I'd advise you to go check those out. You can borrow them out by getting a library card at the RTS library.

P.S.
(I have a gym on the corner of Red Bug and Tuskawilla Rd, (next to K-Mart), so pass by on your way to RTS! Its called "L.A. Boxing".)


Chris Hinton


----------



## Romans922 (Oct 30, 2006)

He is talking about this:

[ame="http://www.amazon.com/Being-Theologian-Cross-Reflections-Disputation/dp/080284345X/sr=8-1/qid=1162222336/ref=pd_bbs_sr_1/002-6916765-3404027?ie=UTF8&s=books"]Amazon.com: On Being a Theologian of the Cross: Reflections on Luther's Heidelberg Disputation, 1518 (Theology): Books: Gerhard O. Forde,Martin Luther[/ame]

I know this because we had a whole class on Leadership where for all of the semester we talked about not being theologians of glory (prideful/arrogant/all about yourself and your looks, etc.) but being theologians of the cross (Jesus).

You can also read 1 Corinthians 1-4. That will help also.


----------



## Me Died Blue (Oct 30, 2006)

Furthermore, even if it may often seem like one _is_ focusing on Jesus, with a theology of glory in can often be for the wrong reasons and in the wrong ways, expecting the wrong results. That's why the Cross balances that focus out as the focal point.

Actually, I would recommend Horton's own _In the Face of God_ for further treatment of this particular subject, as well as spirituality as a whole.


----------



## Romans922 (Oct 30, 2006)

I would suggest if anyone does anything with a theology of glory it IS for the wrong reasons b/c the theologian of glory is focused on things that are not Christ and the cross.


----------



## tewilder (Oct 30, 2006)

Romans922 said:


> He is talking about this:
> 
> http://www.amazon.com/Being-Theolog..._bbs_sr_1/002-6916765-3404027?ie=UTF8&s=books
> 
> ...



If it is simply to recommend the old familiar virtues of sincerity, humility, etc., then why the high falutin' terminology of theology of glory/theology of the cross? Just to sound clever?


----------



## R. Scott Clark (Oct 30, 2006)

The theology of the cross/glory distinction was a basic Protestant distinction. It became the archetypal/ectypal distinction (i.e., the distinction between the way God knows things and the way we know them) for both Reformed and Lutheran theologians. It was grounded in Deut 29:29. One does not find this exact language, e.g., in Calvin, but the substance is there.

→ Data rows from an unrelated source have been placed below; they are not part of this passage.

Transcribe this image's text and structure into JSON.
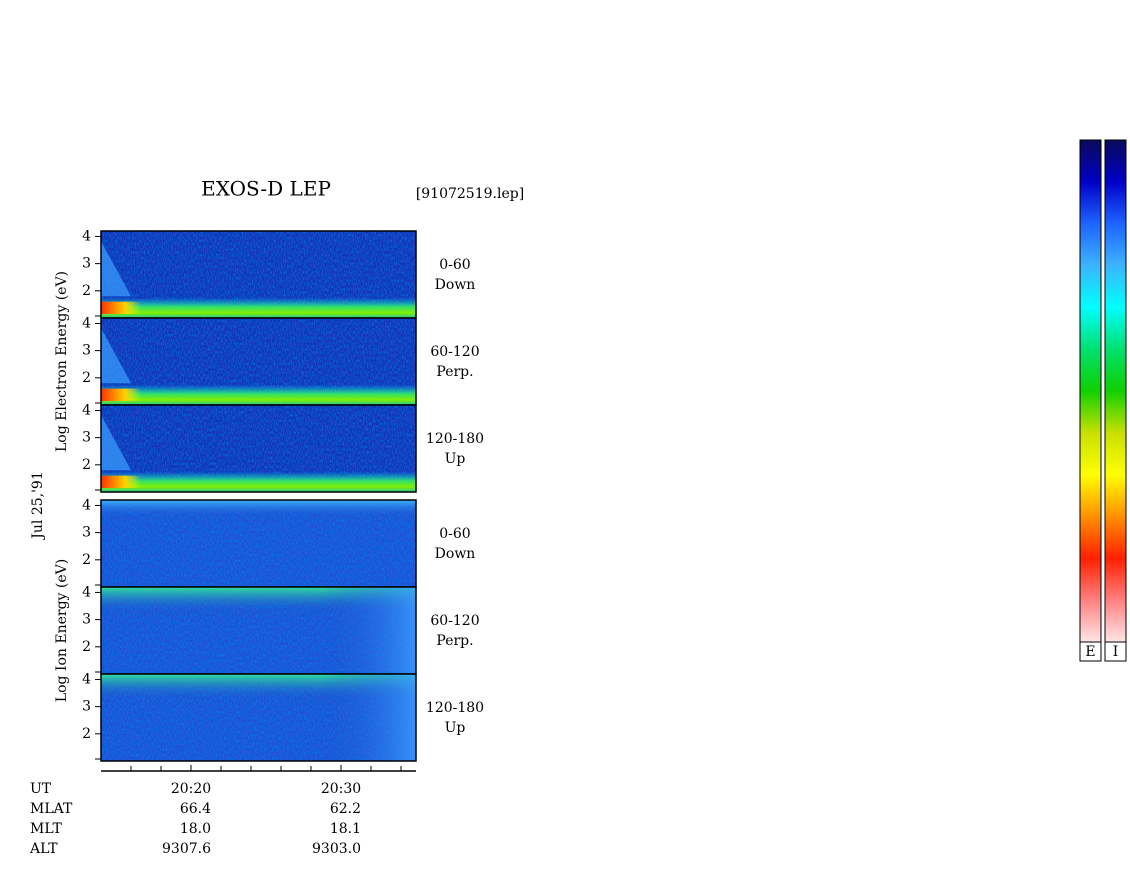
{
  "chart_data": {
    "type": "spectrogram",
    "title": "EXOS-D LEP",
    "file_label": "[91072519.lep]",
    "date_label": "Jul 25,'91",
    "ylim": [
      1,
      4.2
    ],
    "yticks": [
      2,
      3,
      4
    ],
    "xlim": [
      854,
      875
    ],
    "xticks": [
      {
        "value": 860,
        "label": "20:20"
      },
      {
        "value": 870,
        "label": "20:30"
      }
    ],
    "minor_xticks": [
      856,
      858,
      862,
      864,
      866,
      868,
      872,
      874
    ],
    "groups": [
      {
        "ylabel": "Log  Electron  Energy (eV)",
        "species": "electron",
        "panels": [
          {
            "pitch": "0-60",
            "direction": "Down"
          },
          {
            "pitch": "60-120",
            "direction": "Perp."
          },
          {
            "pitch": "120-180",
            "direction": "Up"
          }
        ]
      },
      {
        "ylabel": "Log  Ion  Energy (eV)",
        "species": "ion",
        "panels": [
          {
            "pitch": "0-60",
            "direction": "Down"
          },
          {
            "pitch": "60-120",
            "direction": "Perp."
          },
          {
            "pitch": "120-180",
            "direction": "Up"
          }
        ]
      }
    ],
    "info_rows": [
      {
        "label": "UT",
        "values": []
      },
      {
        "label": "MLAT",
        "values": [
          "66.4",
          "62.2"
        ]
      },
      {
        "label": "MLT",
        "values": [
          "18.0",
          "18.1"
        ]
      },
      {
        "label": "ALT",
        "values": [
          "9307.6",
          "9303.0"
        ]
      }
    ],
    "colorbar": {
      "labels": [
        "E",
        "I"
      ],
      "colors": [
        "#0a0a5a",
        "#0000c8",
        "#1e64ff",
        "#3cb4ff",
        "#00ffff",
        "#00e070",
        "#10d000",
        "#c8e000",
        "#ffff00",
        "#ff9000",
        "#ff2000",
        "#ff8080",
        "#ffe6e6"
      ]
    }
  }
}
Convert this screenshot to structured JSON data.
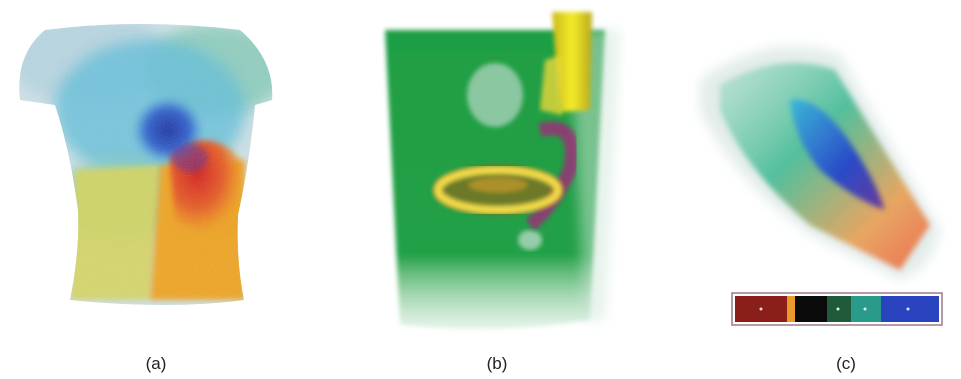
{
  "panels": [
    {
      "id": "a",
      "caption": "(a)"
    },
    {
      "id": "b",
      "caption": "(b)"
    },
    {
      "id": "c",
      "caption": "(c)"
    }
  ],
  "colors": {
    "torso_blue": "#1a3fb8",
    "torso_cyan": "#4fb8d8",
    "torso_red": "#e22a1e",
    "torso_orange": "#f2a218",
    "torso_yellow": "#d8d84a",
    "box_green": "#1f9a3a",
    "yellow_block": "#f0e81a",
    "transfer_red": "#8a1f1a",
    "transfer_green": "#1f6a4a",
    "transfer_blue": "#2a44c0"
  }
}
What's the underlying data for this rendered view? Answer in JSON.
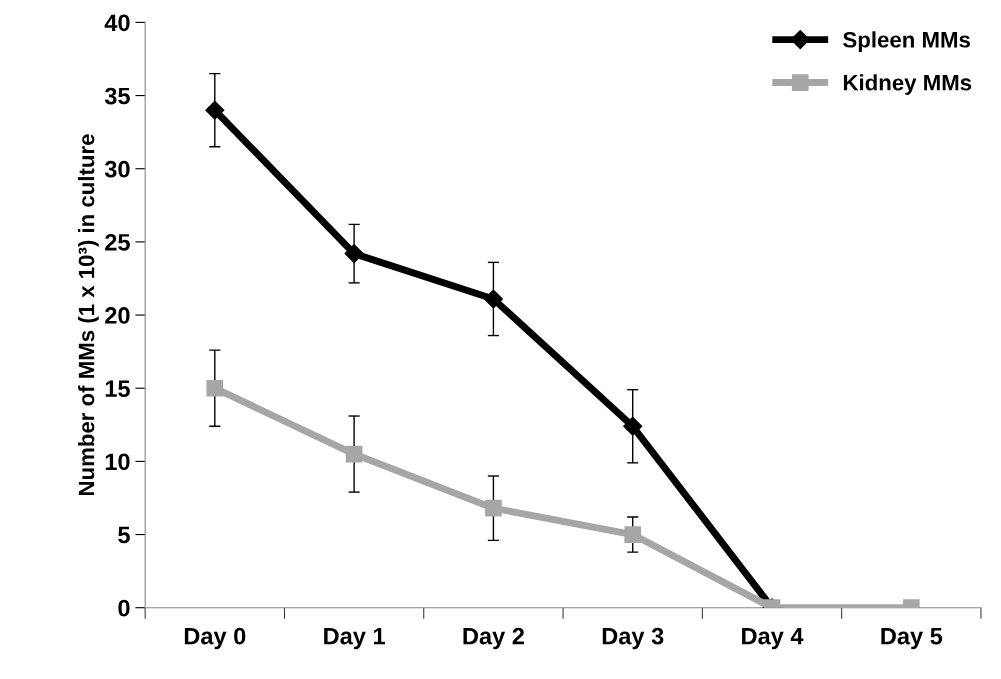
{
  "chart_data": {
    "type": "line",
    "ylabel": "Number of MMs (1 x 10³) in culture",
    "categories": [
      "Day 0",
      "Day 1",
      "Day 2",
      "Day 3",
      "Day 4",
      "Day 5"
    ],
    "series": [
      {
        "name": "Spleen MMs",
        "color": "#000000",
        "marker": "diamond",
        "values": [
          34,
          24.2,
          21.1,
          12.4,
          0,
          null
        ],
        "errors": [
          2.5,
          2,
          2.5,
          2.5,
          null,
          null
        ]
      },
      {
        "name": "Kidney MMs",
        "color": "#a6a6a6",
        "marker": "square",
        "values": [
          15,
          10.5,
          6.8,
          5,
          0,
          0
        ],
        "errors": [
          2.6,
          2.6,
          2.2,
          1.2,
          null,
          null
        ]
      }
    ],
    "ylim": [
      0,
      40
    ],
    "yticks": [
      0,
      5,
      10,
      15,
      20,
      25,
      30,
      35,
      40
    ],
    "grid": false,
    "legend": "top right",
    "line_style": "solid"
  }
}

It's a way of speaking of the Creator/creature distinction and its correlates. It's a categorical distinction. Luther meant by it to deny both Roman moralism (justification by sanctification) and to deny rationalism (in this case = identification of the human intellect with the divine as he rightly perceived Thomas to do). It also entails, I argue, an eschatology and ethic. 

Richard Muller correlated the TC/TG distinction with the TA/TE distinction in 1986. See 

Richard A. Muller, "Scholasticism Protestant and Catholic: Francis Turretin on the Object and Principles of Theology," _Church History_, 55 (1986): 193-205. The same stuff is also in his _Post-Reformation Reformed Dogmatics_ vol. 1

rsc


----------